A free lancer was hired over the summer to take all of the reports prepared by dozens of different people and attempt to get them all into one "voice" and to get them into a common format. She did the first part and somehow managed not to do the second part. And has now gone out of town. This was discovered by the self-study team leader on Tuesday of this week. The chair of the visiting committee is coming on Friday -- yes, of this week -- for a preliminary visit. Two complete binders are needed for him. Our team leader was stunned to discover the condition of the documents, especially when she looked at the calendar.
I see that once again, reader, you are way ahead.
I spent all of yesterday, from about ten o'clock until four o'clock formatting and began again this morning at 6:45, finally completing the last report at 3:30 this afternoon. Someone else has the task of printing the documents and setting up the binders.
So I'm tired.
And I'm also a bit cranky. I never like having to work under pressure to get a project of any kind done at the last minute. But I'm realistic enough to know that sometimes that happens. And I've tried to step up with good grace to rescue this disaster of a project, for the sake of the school and also for the team leader, who's always been one of my favorite people at school.
My rant and present crankiness are not about the task. Despite the pressure, there was a certain amount of exhilaration in hastening toward the deadline.
Oh, no.
My disgruntlement is with Word.
Like practically everyone, I've learned Word by using it, not by taking a class. And over the years I've picked up pretty much of what I need, and beyond that, I know who knows some of the things I don't know. So I've managed. But this summer a new version came out and the tech guys put it on my computer, and I've not thoroughly learned my limited way around it.
On this project, I established a format and tried to take all these different files in all these different formats by all these different authors and standardize. It worked up to a point. And then, appropos of absolutely nothing, Word would refuse to do what I wanted it to do. Once it arbitrarily italicized a 3 and would not back down. And don't get me started on the alignment of lists. No amount of persuasion on my part could convince Word to do the same thing all of the time. The arbitrariness of the variations was astonishing.
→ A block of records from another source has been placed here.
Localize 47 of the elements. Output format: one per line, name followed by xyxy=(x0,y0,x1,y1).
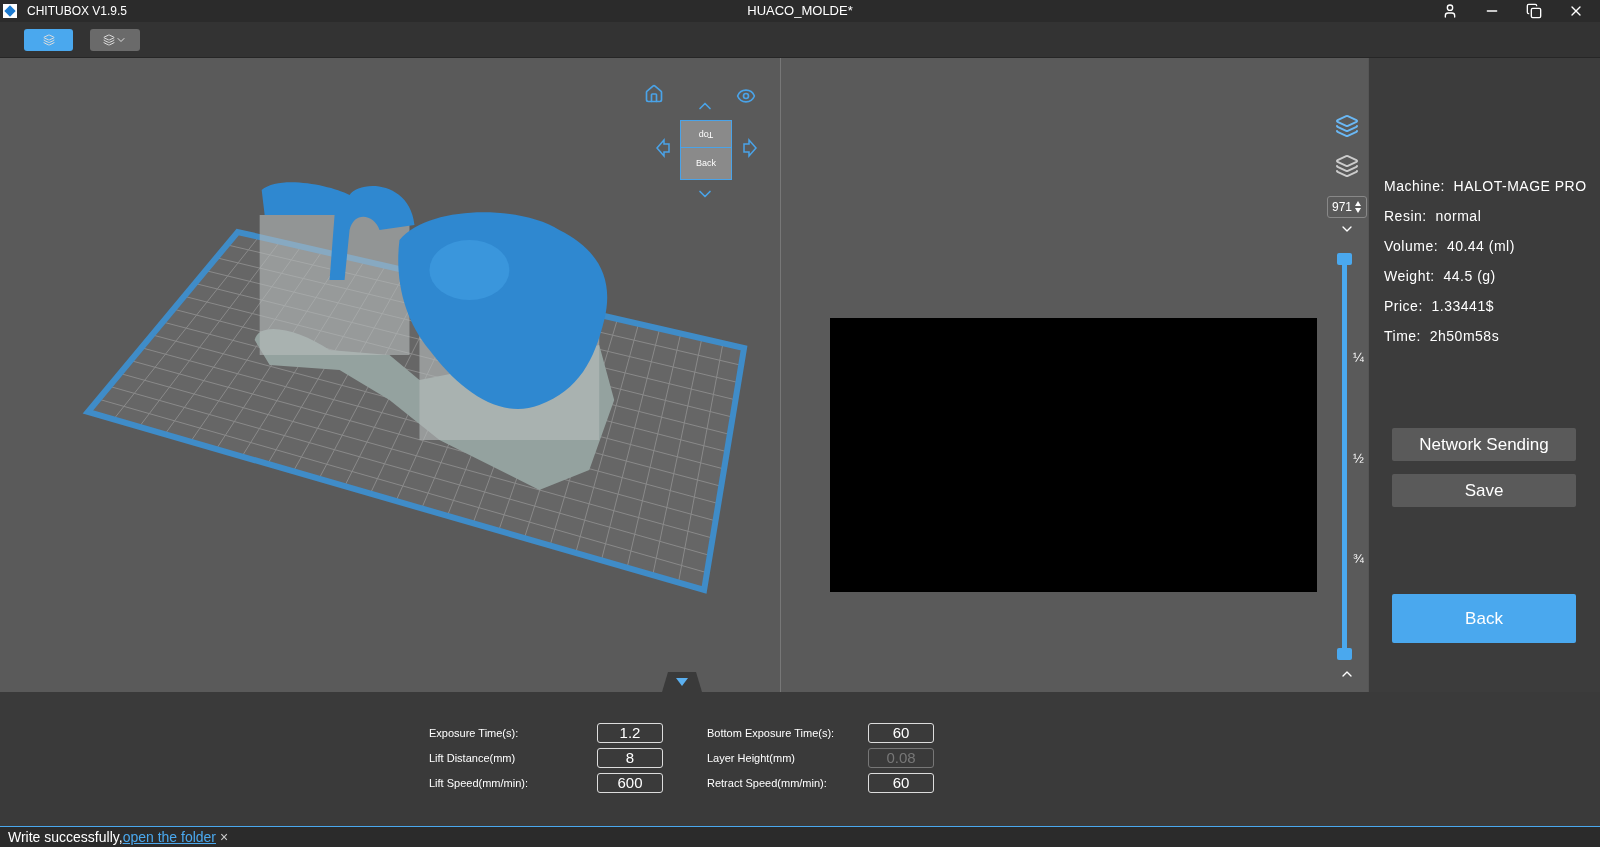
slice-button[interactable] xyxy=(24,28,73,51)
rotate-right-icon[interactable] xyxy=(742,138,758,158)
parameter-label: Exposure Time(s): xyxy=(429,725,520,741)
app-logo-icon xyxy=(3,4,17,18)
eye-icon[interactable] xyxy=(736,86,756,106)
parameter-field[interactable]: 60 xyxy=(868,723,934,743)
slider-tick-label: ½ xyxy=(1353,449,1364,468)
rotate-left-icon[interactable] xyxy=(655,138,671,158)
info-text: Time: 2h50m58s xyxy=(1384,327,1501,346)
layers-icon xyxy=(103,33,115,46)
parameter-field[interactable]: 1.2 xyxy=(597,723,663,743)
window-title: HUACO_MOLDE* xyxy=(747,2,853,21)
cube-top-label: Top xyxy=(697,128,715,142)
layers-visible-icon[interactable] xyxy=(1334,114,1359,138)
slider-tick-label: ¼ xyxy=(1353,348,1364,367)
parameter-label: Bottom Exposure Time(s): xyxy=(706,725,836,741)
parameter-label: Lift Distance(mm) xyxy=(429,750,517,766)
info-text: Volume: 40.44 (ml) xyxy=(1384,237,1516,256)
parameter-label: Retract Speed(mm/min): xyxy=(706,775,828,791)
layers-icon xyxy=(42,33,55,46)
export-button[interactable] xyxy=(90,28,140,51)
layer-number-field[interactable]: 971 xyxy=(1326,196,1367,218)
home-icon[interactable] xyxy=(644,84,664,104)
parameter-label: Layer Height(mm) xyxy=(706,750,797,766)
app-title: CHITUBOX V1.9.5 xyxy=(27,3,128,20)
info-text: Weight: 44.5 (g) xyxy=(1384,267,1497,286)
caret-icon xyxy=(676,678,688,686)
user-icon[interactable] xyxy=(1442,3,1458,19)
slider-thumb[interactable] xyxy=(1337,648,1352,660)
status-message: Write successfully, xyxy=(8,827,123,847)
slider-thumb[interactable] xyxy=(1337,253,1352,265)
cube-front-label: Back xyxy=(681,147,731,179)
action-button[interactable]: Network Sending xyxy=(1392,428,1576,461)
parameter-field: 0.08 xyxy=(868,748,934,768)
parameter-field[interactable]: 600 xyxy=(597,773,663,793)
spinner-arrows-icon[interactable] xyxy=(1355,200,1361,214)
close-status-button[interactable]: × xyxy=(220,826,229,847)
parameter-field[interactable]: 8 xyxy=(597,748,663,768)
parameter-label: Lift Speed(mm/min): xyxy=(429,775,530,791)
restore-icon[interactable] xyxy=(1526,3,1542,19)
parameter-field[interactable]: 60 xyxy=(868,773,934,793)
info-text: Resin: normal xyxy=(1384,207,1483,226)
open-folder-link[interactable]: open the folder xyxy=(122,826,217,847)
info-text: Price: 1.33441$ xyxy=(1384,297,1495,316)
info-text: Machine: HALOT-MAGE PRO xyxy=(1384,177,1588,196)
action-button[interactable]: Save xyxy=(1392,474,1576,507)
slider-tick-label: ¾ xyxy=(1353,550,1364,569)
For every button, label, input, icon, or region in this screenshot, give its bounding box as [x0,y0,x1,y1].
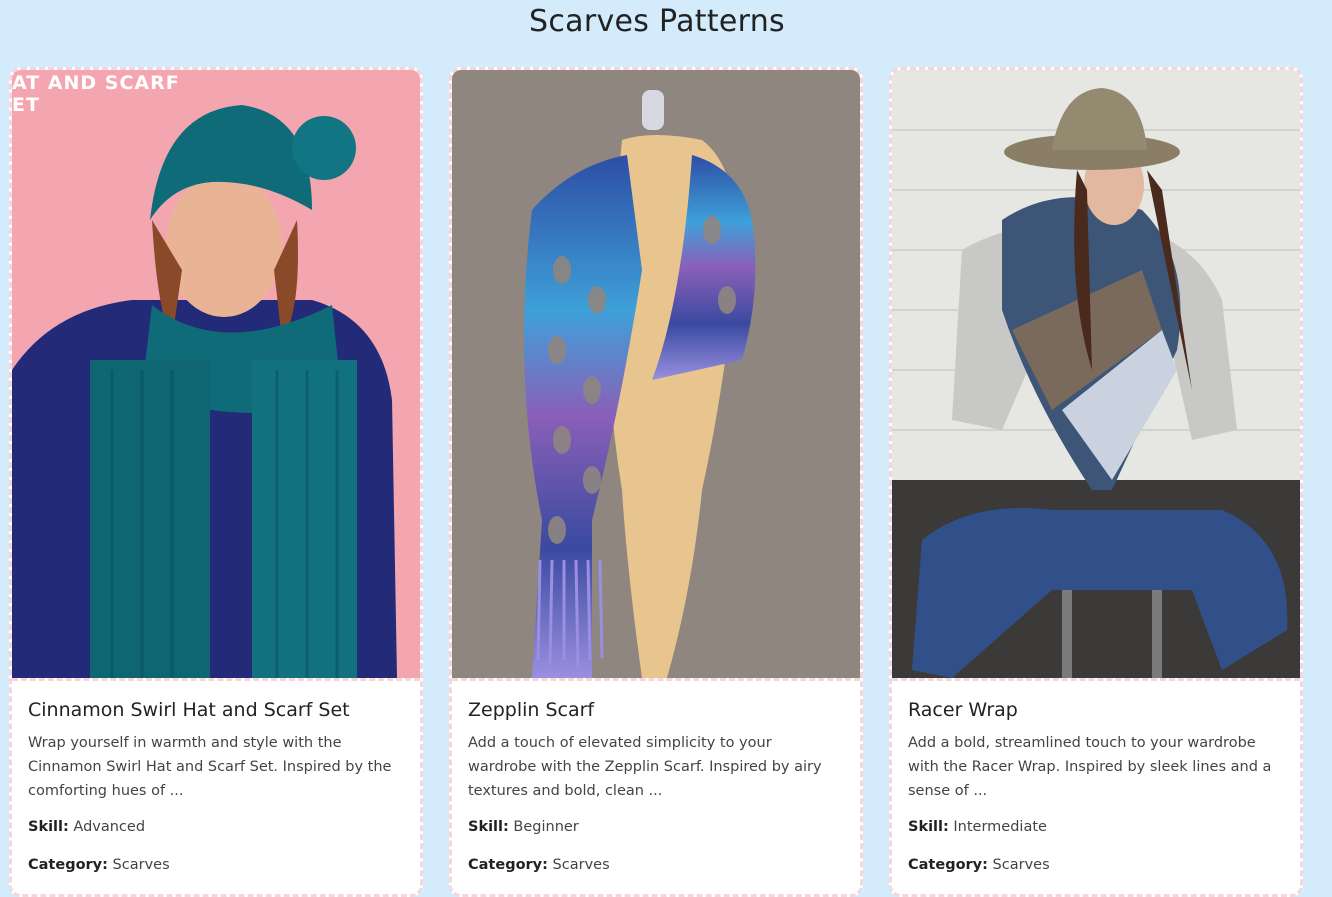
category-value: Scarves [992,857,1050,873]
category-row: Category: Scarves [908,857,1284,873]
card-description: Add a touch of elevated simplicity to yo… [468,735,822,799]
image-overlay-text: AT AND SCARF ET [12,72,180,116]
skill-value: Advanced [73,819,146,835]
card-description: Add a bold, streamlined touch to your wa… [908,735,1272,799]
category-label: Category: [28,857,108,873]
category-label: Category: [468,857,548,873]
card-title[interactable]: Zepplin Scarf [468,699,844,721]
skill-value: Beginner [513,819,579,835]
category-label: Category: [908,857,988,873]
pattern-image[interactable] [452,70,860,681]
skill-label: Skill: [908,819,949,835]
skill-row: Skill: Advanced [28,819,404,835]
pattern-card[interactable]: Zepplin Scarf Add a touch of elevated si… [449,67,863,897]
card-title[interactable]: Racer Wrap [908,699,1284,721]
category-value: Scarves [552,857,610,873]
page-title: Scarves Patterns [529,4,785,39]
category-row: Category: Scarves [468,857,844,873]
skill-label: Skill: [28,819,69,835]
pattern-card-list: AT AND SCARF ET Cinnamon Swirl Hat and S… [9,67,1303,897]
skill-label: Skill: [468,819,509,835]
category-value: Scarves [112,857,170,873]
pattern-card[interactable]: AT AND SCARF ET Cinnamon Swirl Hat and S… [9,67,423,897]
skill-value: Intermediate [953,819,1047,835]
pattern-image[interactable]: AT AND SCARF ET [12,70,420,681]
pattern-card[interactable]: Racer Wrap Add a bold, streamlined touch… [889,67,1303,897]
skill-row: Skill: Beginner [468,819,844,835]
card-title[interactable]: Cinnamon Swirl Hat and Scarf Set [28,699,404,721]
card-description: Wrap yourself in warmth and style with t… [28,735,392,799]
category-row: Category: Scarves [28,857,404,873]
pattern-image[interactable] [892,70,1300,681]
skill-row: Skill: Intermediate [908,819,1284,835]
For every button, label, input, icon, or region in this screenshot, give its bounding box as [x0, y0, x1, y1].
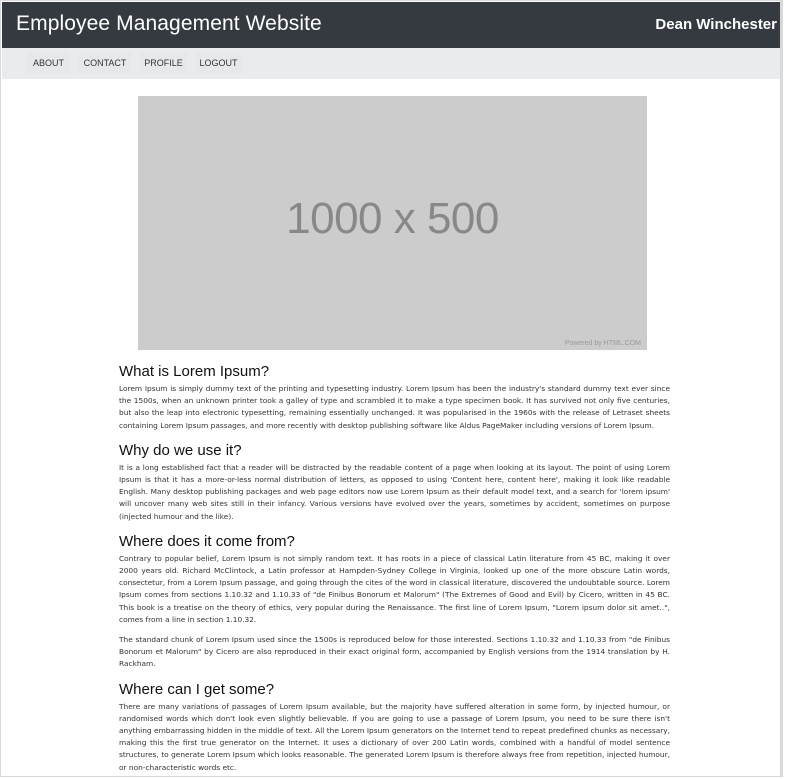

And frustrating.
Eventually, for the most stubborn situations, I came up with a system where I opened a new document and would copy from the big project and paste onto the new sheet and format it there and then copy and paste it back where it belonged. So in the end I won. Up to a point.
But I still could picture Word sitting there just smirking at me.
Oy.
Comments
Sue
I totally agree with you about Word. I learned word processing with Word Perfect, which makes a lot more sense to me! However, the standard has become Word....and we are unfortunately, stuck with it!
My favorite is that Word will occasionally (and only when I'm on a deadline) start spewing out everything in Times New Roman 6 instead of Arial 12. Grrrr.
Oooh....my word verification is andre....how chic!
I just can't understand why a program with such an attitude is the standard for word processing. Not a fan!
Glad you got it done, now do you get a week's vacation??!!
Copying and pasting the whole document? Hope you were in a room where the sounds could be muffled.
Glad you are done, and yes it must feel like you have climbed the mountain with a boulder on your back. Can your eyes still focus?
Unfortunately, my experience is that handing a binder to someone doesn't mean they'll ever read anyuthing in it, but scan it quickly and try to pick out significant things. At least you hope they will even do that much WV- frowse: What I look like when I get up in the morning.